Merge "Set default external Let's Encrypt cert server" into stable/2025.1

Zuul · openstack-gerrit · commit bf1fc3b4fed0 · 2025-08-19T12:30:21.000Z
diff --git a/ansible/group_vars/all.yml b/ansible/group_vars/all.yml
@@ -503,7 +503,7 @@ kuryr_port: "23750"
 
 letsencrypt_webserver_port: "8081"
 letsencrypt_managed_certs: "{{ '' if not enable_letsencrypt | bool else ('internal' if letsencrypt_internal_cert_server != '' and kolla_same_external_internal_vip | bool else ('internal,external' if letsencrypt_internal_cert_server != '' and letsencrypt_external_cert_server != '' else ('internal' if letsencrypt_internal_cert_server != '' else ('external' if letsencrypt_external_cert_server != '' and not kolla_same_external_internal_vip | bool else '')))) }}"
-letsencrypt_external_cert_server: ""
+letsencrypt_external_cert_server: "https://acme-v02.api.letsencrypt.org/directory"
 letsencrypt_internal_cert_server: ""
 
 magnum_internal_fqdn: "{{ kolla_internal_fqdn }}"
diff --git a/doc/source/admin/tls.rst b/doc/source/admin/tls.rst
@@ -316,19 +316,26 @@ to the HAProxy containers using SSH.
   with HAProxy.
 
 You can configure separate ACME servers for internal and external
-certificate requests.
-
-.. code-block:: yaml
-
-  letsencrypt_external_cert_server: "<ACME server URL for external cert>"
-  letsencrypt_internal_cert_server: "<ACME server URL for internal cert>"
-
-.. note::
-
-  The ``letsencrypt_external_cert_server`` has a default value of
-  ``https://acme-v02.api.letsencrypt.org/directory``. Ensure that
-  ``letsencrypt_internal_cert_server`` is reachable from the controller
-  if you configure it for internal certificate requests.
+certificate requests by setting server URL on
+``letsencrypt_internal_cert_server`` and
+``letsencrypt_external_cert_server`` respectively.
+The default is external certificate ACME server set to
+``https://acme-v02.api.letsencrypt.org/directory``.
+
+.. list-table:: Let's Encrypt management
+   :widths: 28 72
+   :header-rows: 1
+
+   * - Desired outcome
+     - Settings
+   * - External only (default)
+     - Enable Let's Encrypt; no further changes.

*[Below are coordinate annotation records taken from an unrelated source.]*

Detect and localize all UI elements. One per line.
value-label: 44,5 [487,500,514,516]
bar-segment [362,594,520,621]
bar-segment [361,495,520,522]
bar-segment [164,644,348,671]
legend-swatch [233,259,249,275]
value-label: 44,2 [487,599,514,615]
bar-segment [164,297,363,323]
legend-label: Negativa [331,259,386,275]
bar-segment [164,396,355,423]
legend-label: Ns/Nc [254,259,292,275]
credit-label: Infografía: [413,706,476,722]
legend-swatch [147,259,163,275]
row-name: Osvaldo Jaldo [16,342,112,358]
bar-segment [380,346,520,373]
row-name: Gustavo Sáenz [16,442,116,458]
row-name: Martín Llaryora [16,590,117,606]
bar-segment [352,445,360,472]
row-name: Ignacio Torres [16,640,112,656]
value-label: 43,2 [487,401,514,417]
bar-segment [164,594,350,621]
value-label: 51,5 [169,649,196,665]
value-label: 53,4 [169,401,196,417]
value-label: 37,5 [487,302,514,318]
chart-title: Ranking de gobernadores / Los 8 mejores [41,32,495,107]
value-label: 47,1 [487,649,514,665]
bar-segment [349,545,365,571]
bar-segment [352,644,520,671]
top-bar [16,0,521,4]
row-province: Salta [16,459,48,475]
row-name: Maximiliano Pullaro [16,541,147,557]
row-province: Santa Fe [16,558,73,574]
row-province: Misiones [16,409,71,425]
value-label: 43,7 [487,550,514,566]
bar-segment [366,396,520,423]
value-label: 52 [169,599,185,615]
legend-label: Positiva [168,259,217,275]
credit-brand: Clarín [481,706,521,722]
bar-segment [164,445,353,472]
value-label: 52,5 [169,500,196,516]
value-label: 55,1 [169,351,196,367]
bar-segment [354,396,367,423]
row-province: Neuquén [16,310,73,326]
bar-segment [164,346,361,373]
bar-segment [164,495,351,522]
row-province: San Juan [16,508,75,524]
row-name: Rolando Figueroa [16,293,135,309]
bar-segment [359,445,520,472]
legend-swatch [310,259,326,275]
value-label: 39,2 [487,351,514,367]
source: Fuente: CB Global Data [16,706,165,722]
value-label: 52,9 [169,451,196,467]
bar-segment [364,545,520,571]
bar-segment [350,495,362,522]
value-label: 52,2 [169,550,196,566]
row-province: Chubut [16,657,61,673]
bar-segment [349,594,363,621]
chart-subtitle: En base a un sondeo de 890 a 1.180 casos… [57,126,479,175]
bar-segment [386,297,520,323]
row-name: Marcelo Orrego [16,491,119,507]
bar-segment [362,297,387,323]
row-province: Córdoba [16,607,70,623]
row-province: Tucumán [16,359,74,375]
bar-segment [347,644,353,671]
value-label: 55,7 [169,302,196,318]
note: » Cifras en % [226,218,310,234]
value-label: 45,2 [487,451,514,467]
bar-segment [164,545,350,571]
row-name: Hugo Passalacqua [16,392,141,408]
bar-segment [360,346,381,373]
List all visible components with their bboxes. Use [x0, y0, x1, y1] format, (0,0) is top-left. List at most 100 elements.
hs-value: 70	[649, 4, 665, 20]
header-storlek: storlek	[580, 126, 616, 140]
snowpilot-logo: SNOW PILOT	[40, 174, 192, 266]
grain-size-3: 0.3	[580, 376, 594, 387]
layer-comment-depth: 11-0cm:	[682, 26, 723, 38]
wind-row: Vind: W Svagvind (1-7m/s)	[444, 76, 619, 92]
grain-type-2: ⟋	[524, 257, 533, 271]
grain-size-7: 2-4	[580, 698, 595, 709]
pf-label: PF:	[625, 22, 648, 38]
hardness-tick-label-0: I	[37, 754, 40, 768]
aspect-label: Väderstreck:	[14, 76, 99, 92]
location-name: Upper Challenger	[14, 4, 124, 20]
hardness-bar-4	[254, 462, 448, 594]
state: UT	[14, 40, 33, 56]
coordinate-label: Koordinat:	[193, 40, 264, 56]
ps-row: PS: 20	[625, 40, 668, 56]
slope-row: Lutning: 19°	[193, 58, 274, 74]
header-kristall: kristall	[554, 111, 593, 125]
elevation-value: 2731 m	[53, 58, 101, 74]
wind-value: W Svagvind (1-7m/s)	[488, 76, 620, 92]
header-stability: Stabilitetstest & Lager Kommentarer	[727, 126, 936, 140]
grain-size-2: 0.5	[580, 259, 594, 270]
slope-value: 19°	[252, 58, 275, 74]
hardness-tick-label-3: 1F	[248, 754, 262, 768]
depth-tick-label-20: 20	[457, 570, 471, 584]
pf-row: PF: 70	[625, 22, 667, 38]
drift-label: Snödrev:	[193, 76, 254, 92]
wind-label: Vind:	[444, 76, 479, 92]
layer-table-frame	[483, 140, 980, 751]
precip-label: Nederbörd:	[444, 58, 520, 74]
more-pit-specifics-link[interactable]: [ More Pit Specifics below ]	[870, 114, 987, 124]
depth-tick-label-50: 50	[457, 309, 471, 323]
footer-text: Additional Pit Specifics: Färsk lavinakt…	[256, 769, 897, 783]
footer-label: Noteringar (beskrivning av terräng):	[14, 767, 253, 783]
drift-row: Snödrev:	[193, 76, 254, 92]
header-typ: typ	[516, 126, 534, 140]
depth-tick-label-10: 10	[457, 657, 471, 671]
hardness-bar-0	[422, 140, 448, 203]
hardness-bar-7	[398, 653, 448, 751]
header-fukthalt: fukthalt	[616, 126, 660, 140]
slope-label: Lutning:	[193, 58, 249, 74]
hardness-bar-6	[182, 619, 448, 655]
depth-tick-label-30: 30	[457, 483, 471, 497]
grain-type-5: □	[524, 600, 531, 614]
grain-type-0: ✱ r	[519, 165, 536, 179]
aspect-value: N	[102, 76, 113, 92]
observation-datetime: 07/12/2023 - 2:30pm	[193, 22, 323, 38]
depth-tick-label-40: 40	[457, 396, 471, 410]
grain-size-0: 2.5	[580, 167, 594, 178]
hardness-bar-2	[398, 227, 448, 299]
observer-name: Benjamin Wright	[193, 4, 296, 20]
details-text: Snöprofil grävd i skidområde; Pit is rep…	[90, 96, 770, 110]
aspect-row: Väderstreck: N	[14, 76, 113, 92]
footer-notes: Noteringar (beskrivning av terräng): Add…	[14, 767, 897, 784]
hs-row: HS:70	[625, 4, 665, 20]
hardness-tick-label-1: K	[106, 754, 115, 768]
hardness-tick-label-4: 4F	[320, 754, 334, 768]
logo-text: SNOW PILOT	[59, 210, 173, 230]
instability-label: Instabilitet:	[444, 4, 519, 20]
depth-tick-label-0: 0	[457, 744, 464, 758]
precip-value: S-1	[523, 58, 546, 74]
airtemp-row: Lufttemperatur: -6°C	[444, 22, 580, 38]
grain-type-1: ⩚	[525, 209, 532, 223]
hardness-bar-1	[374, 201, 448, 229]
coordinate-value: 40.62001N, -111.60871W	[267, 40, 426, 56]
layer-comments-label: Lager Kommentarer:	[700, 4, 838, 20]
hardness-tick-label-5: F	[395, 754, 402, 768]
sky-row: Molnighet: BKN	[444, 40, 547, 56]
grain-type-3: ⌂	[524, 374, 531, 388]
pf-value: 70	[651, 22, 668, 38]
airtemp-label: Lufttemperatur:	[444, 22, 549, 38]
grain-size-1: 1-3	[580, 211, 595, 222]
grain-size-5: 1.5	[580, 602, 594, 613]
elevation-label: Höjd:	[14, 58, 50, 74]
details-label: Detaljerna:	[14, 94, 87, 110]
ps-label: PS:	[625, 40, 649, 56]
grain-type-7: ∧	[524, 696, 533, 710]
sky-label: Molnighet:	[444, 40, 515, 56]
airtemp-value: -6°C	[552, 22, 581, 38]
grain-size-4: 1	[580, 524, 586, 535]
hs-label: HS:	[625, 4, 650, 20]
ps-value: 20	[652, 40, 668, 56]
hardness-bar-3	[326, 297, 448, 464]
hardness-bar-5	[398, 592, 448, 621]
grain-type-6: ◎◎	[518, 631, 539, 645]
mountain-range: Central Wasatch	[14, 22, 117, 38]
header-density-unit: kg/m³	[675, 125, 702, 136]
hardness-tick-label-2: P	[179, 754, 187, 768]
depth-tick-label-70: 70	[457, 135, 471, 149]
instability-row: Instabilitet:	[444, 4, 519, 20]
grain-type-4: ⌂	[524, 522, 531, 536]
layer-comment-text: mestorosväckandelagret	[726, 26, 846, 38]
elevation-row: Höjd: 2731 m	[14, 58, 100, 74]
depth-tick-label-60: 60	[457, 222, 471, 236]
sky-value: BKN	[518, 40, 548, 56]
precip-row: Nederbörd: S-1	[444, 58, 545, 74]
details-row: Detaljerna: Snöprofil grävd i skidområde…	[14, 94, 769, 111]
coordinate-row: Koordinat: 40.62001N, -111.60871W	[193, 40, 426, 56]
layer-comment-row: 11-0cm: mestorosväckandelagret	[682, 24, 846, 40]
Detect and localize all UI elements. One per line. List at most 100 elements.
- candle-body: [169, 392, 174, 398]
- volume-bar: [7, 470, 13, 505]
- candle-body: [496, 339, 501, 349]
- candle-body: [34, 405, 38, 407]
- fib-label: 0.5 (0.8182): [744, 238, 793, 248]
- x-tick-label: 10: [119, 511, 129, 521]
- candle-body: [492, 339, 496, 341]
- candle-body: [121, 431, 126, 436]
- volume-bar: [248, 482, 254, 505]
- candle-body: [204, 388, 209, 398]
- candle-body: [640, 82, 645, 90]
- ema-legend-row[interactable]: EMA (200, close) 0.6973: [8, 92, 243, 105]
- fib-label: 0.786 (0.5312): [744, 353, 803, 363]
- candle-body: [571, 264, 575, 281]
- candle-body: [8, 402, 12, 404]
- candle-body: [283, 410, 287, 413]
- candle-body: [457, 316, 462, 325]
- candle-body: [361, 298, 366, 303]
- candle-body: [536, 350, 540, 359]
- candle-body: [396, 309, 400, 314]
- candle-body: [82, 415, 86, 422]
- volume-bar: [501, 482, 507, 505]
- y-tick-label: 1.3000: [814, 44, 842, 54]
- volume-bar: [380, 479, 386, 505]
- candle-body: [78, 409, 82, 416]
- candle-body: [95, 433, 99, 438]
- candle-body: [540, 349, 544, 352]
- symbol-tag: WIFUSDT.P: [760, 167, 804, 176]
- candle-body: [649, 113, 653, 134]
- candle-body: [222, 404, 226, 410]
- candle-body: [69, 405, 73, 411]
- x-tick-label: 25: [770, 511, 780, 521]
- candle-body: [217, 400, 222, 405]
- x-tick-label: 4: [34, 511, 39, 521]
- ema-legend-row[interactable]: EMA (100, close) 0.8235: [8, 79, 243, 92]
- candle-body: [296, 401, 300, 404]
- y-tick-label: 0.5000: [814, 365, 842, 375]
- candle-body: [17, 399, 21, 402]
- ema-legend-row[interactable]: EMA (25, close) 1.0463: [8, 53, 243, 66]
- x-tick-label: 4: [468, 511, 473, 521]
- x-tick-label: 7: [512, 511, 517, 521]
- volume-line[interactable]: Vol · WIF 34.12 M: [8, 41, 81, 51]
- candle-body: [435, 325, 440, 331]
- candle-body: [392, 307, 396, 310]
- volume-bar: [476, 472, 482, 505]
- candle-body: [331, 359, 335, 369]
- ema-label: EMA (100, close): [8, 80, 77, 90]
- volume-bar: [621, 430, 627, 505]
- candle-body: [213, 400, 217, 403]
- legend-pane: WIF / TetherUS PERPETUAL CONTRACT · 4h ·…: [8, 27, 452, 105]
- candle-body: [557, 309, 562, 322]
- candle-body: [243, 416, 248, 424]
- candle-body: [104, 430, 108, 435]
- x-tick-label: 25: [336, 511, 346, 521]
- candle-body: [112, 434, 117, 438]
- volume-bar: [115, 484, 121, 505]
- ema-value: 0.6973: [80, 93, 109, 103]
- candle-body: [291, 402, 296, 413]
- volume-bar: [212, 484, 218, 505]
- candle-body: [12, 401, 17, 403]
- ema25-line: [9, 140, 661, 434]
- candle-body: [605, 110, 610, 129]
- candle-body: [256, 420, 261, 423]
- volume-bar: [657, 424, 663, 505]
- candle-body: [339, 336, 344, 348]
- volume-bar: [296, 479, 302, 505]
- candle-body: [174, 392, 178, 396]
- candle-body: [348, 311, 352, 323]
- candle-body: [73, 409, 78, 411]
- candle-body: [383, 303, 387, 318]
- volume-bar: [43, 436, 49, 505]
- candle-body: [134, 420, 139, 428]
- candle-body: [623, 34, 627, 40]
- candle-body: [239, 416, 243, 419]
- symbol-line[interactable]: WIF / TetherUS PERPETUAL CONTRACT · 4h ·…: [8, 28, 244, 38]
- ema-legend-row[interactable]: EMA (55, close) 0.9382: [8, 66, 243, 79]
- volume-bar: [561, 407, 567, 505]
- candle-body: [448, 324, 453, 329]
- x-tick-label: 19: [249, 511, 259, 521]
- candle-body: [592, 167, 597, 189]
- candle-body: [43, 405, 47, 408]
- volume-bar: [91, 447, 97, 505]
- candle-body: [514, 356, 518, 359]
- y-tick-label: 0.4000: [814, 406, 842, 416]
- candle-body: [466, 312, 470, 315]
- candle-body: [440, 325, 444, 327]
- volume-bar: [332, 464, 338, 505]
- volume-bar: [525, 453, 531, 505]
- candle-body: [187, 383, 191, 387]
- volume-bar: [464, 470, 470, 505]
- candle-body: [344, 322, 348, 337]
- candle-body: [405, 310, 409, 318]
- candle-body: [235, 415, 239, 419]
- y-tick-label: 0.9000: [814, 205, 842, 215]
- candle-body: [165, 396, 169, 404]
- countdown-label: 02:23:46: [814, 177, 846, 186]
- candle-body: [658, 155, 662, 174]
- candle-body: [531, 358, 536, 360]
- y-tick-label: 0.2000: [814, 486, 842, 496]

+   * - External + internal
+     - Set ``letsencrypt_internal_cert_server`` and ensure it is reachable
+       from the controller.
+   * - Internal only
+     - Set ``letsencrypt_external_cert_server: ""`` and set
+       ``letsencrypt_internal_cert_server``.
 
 .. _admin-tls-generating-a-private-ca:
 
diff --git a/releasenotes/notes/set-default-letsencrypt-external-cert-server-d34f9d783082d7d7.yaml b/releasenotes/notes/set-default-letsencrypt-external-cert-server-d34f9d783082d7d7.yaml
@@ -0,0 +1,13 @@
+---
+fixes:
+  - |
+    Restore the default Let's Encrypt ACME server for external certificates
+    so that enabling ``enable_letsencrypt`` works out of the box again
+    without explicitly setting ``letsencrypt_external_cert_server``. The
+    default is ``https://acme-v02.api.letsencrypt.org/directory``.
+upgrade:
+  - |
+    Deployments using a file-based external certificate and Let's Encrypt for
+    the internal certificate (separate VIPs) default to managing the external
+    certificate with Let's Encrypt. To retain a file-based external
+    certificate, set ``letsencrypt_external_cert_server: ""``.